Vittorio Gassman diceva: «recitare non è molto diverso da una malattia mentale: un attore non fa altro che ripartire la propria persona con altre. È una specie di schizofrenia». E in effetti la carriera di Anna Marchesini potremmo definirla una “schizofrenia femminile” che l’ha portata ad interpretare centinaia di personaggi con una versatilità ineguagliabile.
Non solo “I promessi sposi”. Per quasi quindici anni i compagni di strada di Anna sono stati Tullio Solenghi e Massimo Lopez insieme ai quali costituisce il celebre “Trio”. Ma nel 1998, quattro anni dopo lo scioglimento del gruppo, la Marchesini calca l’Olimpico di Vicenza con un monologo teatrale tutto suo, “Parlano da sole”, in cui interpreta la sua celebre carrellata di personaggi femminili. Divertita, sul palco, le chiamava “femminacce” e amava recitarle perché ognuna di esse raccontava una parte di sé. Dalla signora Flora, casalinga umbra e pettegola del quartiere, fino al tocco surreale e naif della mitica Carlo, signorina “cecata” più che mai. E ancora la squattrinata “cameriera secca dei signori Montagnè” in cui Anna era protagonista di una recitazione macchinosa, simbolo delle attrici “cagne” di ogni epoca.

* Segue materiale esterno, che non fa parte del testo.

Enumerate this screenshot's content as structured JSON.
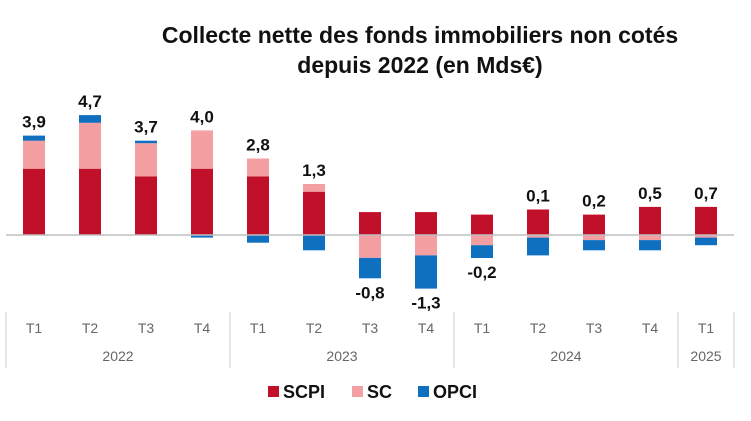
{
  "chart_data": {
    "type": "bar",
    "stacked": true,
    "title": [
      "Collecte nette des fonds immobiliers non cotés",
      "depuis 2022 (en Mds€)"
    ],
    "categories": [
      "T1",
      "T2",
      "T3",
      "T4",
      "T1",
      "T2",
      "T3",
      "T4",
      "T1",
      "T2",
      "T3",
      "T4",
      "T1"
    ],
    "year_groups": [
      {
        "label": "2022",
        "count": 4
      },
      {
        "label": "2023",
        "count": 4
      },
      {
        "label": "2024",
        "count": 4
      },
      {
        "label": "2025",
        "count": 1
      }
    ],
    "series": [
      {
        "name": "SCPI",
        "color": "#c0102a",
        "values": [
          2.6,
          2.6,
          2.3,
          2.6,
          2.3,
          1.7,
          0.9,
          0.9,
          0.8,
          1.0,
          0.8,
          1.1,
          1.1
        ]
      },
      {
        "name": "SC",
        "color": "#f4a0a2",
        "values": [
          1.1,
          1.8,
          1.3,
          1.5,
          0.7,
          0.3,
          -0.9,
          -0.8,
          -0.4,
          -0.1,
          -0.2,
          -0.2,
          -0.1
        ]
      },
      {
        "name": "OPCI",
        "color": "#1070c0",
        "values": [
          0.2,
          0.3,
          0.1,
          -0.1,
          -0.3,
          -0.6,
          -0.8,
          -1.3,
          -0.5,
          -0.7,
          -0.4,
          -0.4,
          -0.3
        ]
      }
    ],
    "totals": [
      "3,9",
      "4,7",
      "3,7",
      "4,0",
      "2,8",
      "1,3",
      "-0,8",
      "-1,3",
      "-0,2",
      "0,1",
      "0,2",
      "0,5",
      "0,7"
    ],
    "legend_position": "bottom",
    "grid": false
  }
}
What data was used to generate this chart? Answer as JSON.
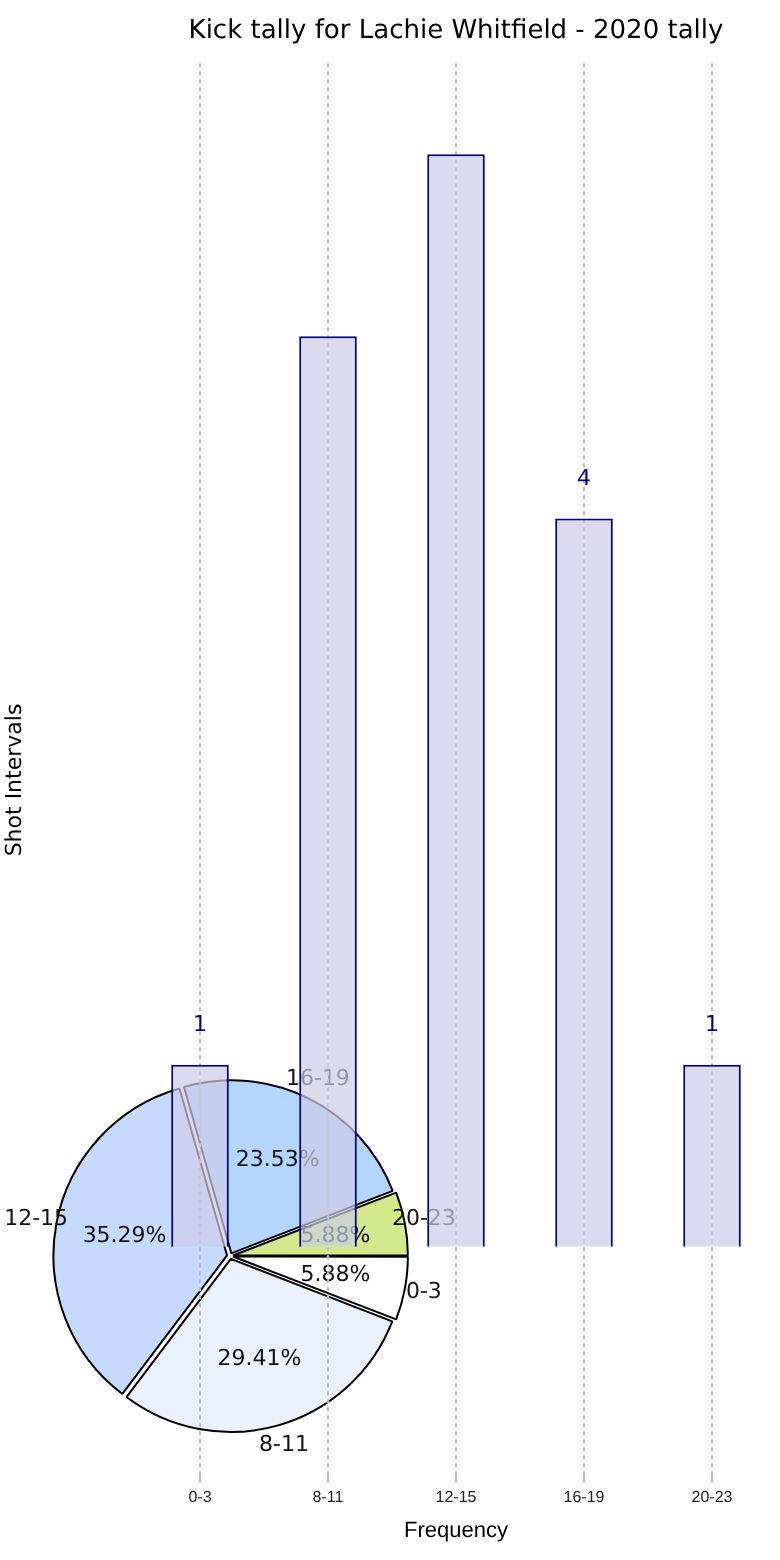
{
  "chart_data": [
    {
      "type": "bar",
      "title": "Kick tally for Lachie Whitfield - 2020 tally",
      "xlabel": "Frequency",
      "ylabel": "Shot Intervals",
      "categories": [
        "0-3",
        "8-11",
        "12-15",
        "16-19",
        "20-23"
      ],
      "values": [
        1,
        5,
        6,
        4,
        1
      ],
      "value_labels": [
        "1",
        null,
        null,
        "4",
        "1"
      ],
      "color": "#cccce6",
      "ylim": [
        -1.25,
        6.5
      ],
      "tick_labels": "x",
      "grid": "x",
      "legend": false
    },
    {
      "type": "pie",
      "categories": [
        "0-3",
        "8-11",
        "12-15",
        "16-19",
        "20-23"
      ],
      "values": [
        5.88,
        29.41,
        35.29,
        23.53,
        5.88
      ],
      "value_labels": [
        "5.88%",
        "29.41%",
        "35.29%",
        "23.53%",
        "5.88%"
      ],
      "colors": [
        "#ffffff",
        "#eaf1ff",
        "#c6d9ff",
        "#b4d5ff",
        "#d2ea8c"
      ],
      "legend": false
    }
  ]
}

Le donne di Anna. Una femminilità comica ma mai grossolana, come Merope Generosa, l’insegnante di educazione sessuale che nel racconto di disastrose esperienze con gli uomini trascinava il pubblico nei doppisensi più ammiccanti. O ancora le telegiornaliste divise tra il lavoro pressante di redazione e le relazioni amorose e familiari. Le donne di Anna, da quelle felici a quelle più tristi e malinconiche, hanno sempre voluto riscattarsi, non scendendo mai a compromessi con le altre (due) parti maschili. I personaggi della Marchesini riescono a far sorridere tutti, persino i giovanissimi alunni dell’accademia di Belle Arti di Roma che nel 2008 ospita la reunion dei tre comici. Parodie che riescono a convincere anche i membri dell’Ente dello Spettacolo che nel 1990 voleva censurare alcune scene Rai de “I promessi sposi” accusate di attentare la sacralità del romanzo di Manzoni.
L’ironia sulla morte. Anna fa sorridere anche quando parla della morte e di quella sua idea di essere cremata e riposta in una delle aule dell’Accademia Silvio D’Amico. «Ho già adocchiato una vetrinetta in sala riunioni» racconta in un’intervista «con un piccolo cofanetto verde di porcellana. Ritengo sia l’ideale per contenere le mie ceneri. È un’aspirazione che piano piano troverò il coraggio di far uscire alla luce. […] E se poi l’accademia trasloca? E se durante il trasloco il cofanetto verde si rompe? No, eh! Essere spazzata via dall’Accademia no mai più!»
Quel “vulcano di comicità”, così come la descrivevano molti suoi colleghi, oggi si è spento ma tutti i suoi personaggi continueranno a vivere e a farci sorridere. Interpretando la regina madre d’Inghilterra, in uno dei celebri sketch del Trio, la Marchesini ironizzava: «I funerali me fanno veni na fame!».